The Annual Secretarial Compliance Report (ASCR) was introduced by SEBI vide a circular dated 8 February 2019, effective from the financial year ending 31 March 2019. It is distinct from the Secretarial Audit Report required under Section 204 of the Companies Act, 2013 — while the latter covers compliance with Companies Act provisions, the ASCR focuses exclusively on SEBI regulations.
The ASCR must be prepared and certified by a practising Company Secretary (PCS) who is not associated with the company as an employee or director. The PCS examines the listed entity's compliance across a comprehensive checklist covering SEBI Act, SEBI LODR Regulations, SEBI PIT Regulations, SEBI (Substantial Acquisition of Shares and Takeovers) Regulations (Takeover Code), SEBI (Issue of Capital and Disclosure Requirements) Regulations (ICDR), SEBI (Buy-Back of Securities) Regulations, SEBI (Delisting) Regulations, and various other applicable circulars and guidelines.
The report format requires the PCS to confirm compliance or, in case of non-compliance, specifically identify the regulation violated, the details of the violation, and the steps taken by the company to rectify it. This makes the ASCR a risk-flagging document — a clean ASCR signals strong regulatory hygiene, while one with qualifications alerts the exchange, SEBI, and investors to potential compliance lapses.

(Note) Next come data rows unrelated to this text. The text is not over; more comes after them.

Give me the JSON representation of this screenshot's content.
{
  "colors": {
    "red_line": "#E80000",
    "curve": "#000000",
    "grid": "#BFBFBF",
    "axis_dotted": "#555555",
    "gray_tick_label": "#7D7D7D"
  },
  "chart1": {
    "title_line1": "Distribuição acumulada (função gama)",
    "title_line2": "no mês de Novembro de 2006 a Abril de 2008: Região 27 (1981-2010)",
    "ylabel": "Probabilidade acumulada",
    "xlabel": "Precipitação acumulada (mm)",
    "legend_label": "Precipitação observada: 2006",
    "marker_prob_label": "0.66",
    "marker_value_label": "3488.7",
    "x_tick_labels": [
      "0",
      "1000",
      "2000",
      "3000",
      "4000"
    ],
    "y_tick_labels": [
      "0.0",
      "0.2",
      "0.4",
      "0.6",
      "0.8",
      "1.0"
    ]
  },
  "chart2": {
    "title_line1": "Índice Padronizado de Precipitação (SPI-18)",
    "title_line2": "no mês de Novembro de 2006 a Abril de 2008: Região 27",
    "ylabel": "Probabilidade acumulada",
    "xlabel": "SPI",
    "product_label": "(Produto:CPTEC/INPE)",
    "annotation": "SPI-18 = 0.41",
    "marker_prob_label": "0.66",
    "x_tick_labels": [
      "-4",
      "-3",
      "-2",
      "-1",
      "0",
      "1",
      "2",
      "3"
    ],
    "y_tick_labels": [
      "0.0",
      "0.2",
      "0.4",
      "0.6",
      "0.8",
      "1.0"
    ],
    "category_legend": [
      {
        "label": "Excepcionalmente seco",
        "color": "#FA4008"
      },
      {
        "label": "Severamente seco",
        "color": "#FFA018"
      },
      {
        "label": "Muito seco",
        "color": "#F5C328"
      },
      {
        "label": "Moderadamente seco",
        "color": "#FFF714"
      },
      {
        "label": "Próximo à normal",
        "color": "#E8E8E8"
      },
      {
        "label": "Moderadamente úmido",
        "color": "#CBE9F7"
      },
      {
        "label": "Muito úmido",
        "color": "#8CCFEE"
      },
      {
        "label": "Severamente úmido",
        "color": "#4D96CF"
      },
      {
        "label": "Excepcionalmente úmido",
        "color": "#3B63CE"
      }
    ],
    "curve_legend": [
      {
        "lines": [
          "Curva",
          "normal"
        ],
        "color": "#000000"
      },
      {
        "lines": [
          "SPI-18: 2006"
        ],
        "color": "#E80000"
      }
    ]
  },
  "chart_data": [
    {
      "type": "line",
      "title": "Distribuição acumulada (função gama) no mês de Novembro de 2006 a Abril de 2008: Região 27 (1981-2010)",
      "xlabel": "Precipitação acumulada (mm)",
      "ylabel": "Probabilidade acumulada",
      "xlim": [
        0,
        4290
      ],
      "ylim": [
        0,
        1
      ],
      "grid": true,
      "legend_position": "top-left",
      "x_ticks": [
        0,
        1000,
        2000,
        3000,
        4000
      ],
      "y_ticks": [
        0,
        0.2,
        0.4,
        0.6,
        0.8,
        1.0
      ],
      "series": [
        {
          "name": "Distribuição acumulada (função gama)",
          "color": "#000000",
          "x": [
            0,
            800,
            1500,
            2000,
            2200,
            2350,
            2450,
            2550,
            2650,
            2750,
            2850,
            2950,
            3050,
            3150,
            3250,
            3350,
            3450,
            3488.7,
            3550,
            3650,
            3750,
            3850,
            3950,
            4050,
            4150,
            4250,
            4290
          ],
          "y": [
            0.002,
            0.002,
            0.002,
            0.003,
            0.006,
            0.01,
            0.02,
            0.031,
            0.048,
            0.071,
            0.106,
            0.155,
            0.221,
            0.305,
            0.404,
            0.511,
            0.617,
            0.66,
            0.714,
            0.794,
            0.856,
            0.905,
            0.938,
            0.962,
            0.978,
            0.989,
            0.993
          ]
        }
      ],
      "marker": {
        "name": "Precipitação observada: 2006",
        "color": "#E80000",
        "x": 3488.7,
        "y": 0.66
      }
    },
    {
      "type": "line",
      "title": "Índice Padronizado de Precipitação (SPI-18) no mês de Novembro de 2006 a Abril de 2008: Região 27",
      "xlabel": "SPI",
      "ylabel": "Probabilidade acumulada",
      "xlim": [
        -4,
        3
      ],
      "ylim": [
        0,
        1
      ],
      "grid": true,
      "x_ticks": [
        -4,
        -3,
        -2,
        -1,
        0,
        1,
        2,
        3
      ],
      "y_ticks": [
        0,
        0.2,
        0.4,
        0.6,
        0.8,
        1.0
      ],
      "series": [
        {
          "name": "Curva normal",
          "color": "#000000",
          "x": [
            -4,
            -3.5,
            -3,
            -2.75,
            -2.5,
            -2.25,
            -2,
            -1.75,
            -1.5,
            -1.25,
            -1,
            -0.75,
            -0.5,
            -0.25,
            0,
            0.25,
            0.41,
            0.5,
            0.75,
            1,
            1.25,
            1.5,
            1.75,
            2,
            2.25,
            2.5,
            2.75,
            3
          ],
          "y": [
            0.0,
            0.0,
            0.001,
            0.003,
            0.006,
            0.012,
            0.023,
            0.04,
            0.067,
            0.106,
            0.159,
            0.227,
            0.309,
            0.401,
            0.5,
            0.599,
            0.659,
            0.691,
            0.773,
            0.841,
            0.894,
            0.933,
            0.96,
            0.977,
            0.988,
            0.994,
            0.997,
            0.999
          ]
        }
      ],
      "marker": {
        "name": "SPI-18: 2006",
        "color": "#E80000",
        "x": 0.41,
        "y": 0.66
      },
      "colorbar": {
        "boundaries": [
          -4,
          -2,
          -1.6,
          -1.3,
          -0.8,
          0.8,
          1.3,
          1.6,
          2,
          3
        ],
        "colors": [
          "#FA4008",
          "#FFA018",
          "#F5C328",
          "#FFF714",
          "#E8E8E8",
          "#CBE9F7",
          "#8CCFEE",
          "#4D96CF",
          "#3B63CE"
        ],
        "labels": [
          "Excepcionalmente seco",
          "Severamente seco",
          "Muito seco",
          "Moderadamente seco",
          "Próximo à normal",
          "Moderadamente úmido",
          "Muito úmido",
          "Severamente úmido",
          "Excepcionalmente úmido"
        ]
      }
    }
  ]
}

The submission deadline is 60 days from the end of the financial year, meaning by 31 May for March year-end companies. The report must be filed through the exchange's online compliance filing system and is publicly available in the company's exchange filings. Non-submission or delayed submission can attract SEBI action under LODR.
The ASCR has effectively elevated the secretarial audit function from a routine statutory exercise to a forward-looking compliance monitoring tool. Investment analysts and governance researchers use it alongside the Corporate Governance Report to evaluate the quality of a listed company's compliance infrastructure. Deviations noted in ASCRs are tracked year-over-year to assess whether management is serious about regulatory adherence.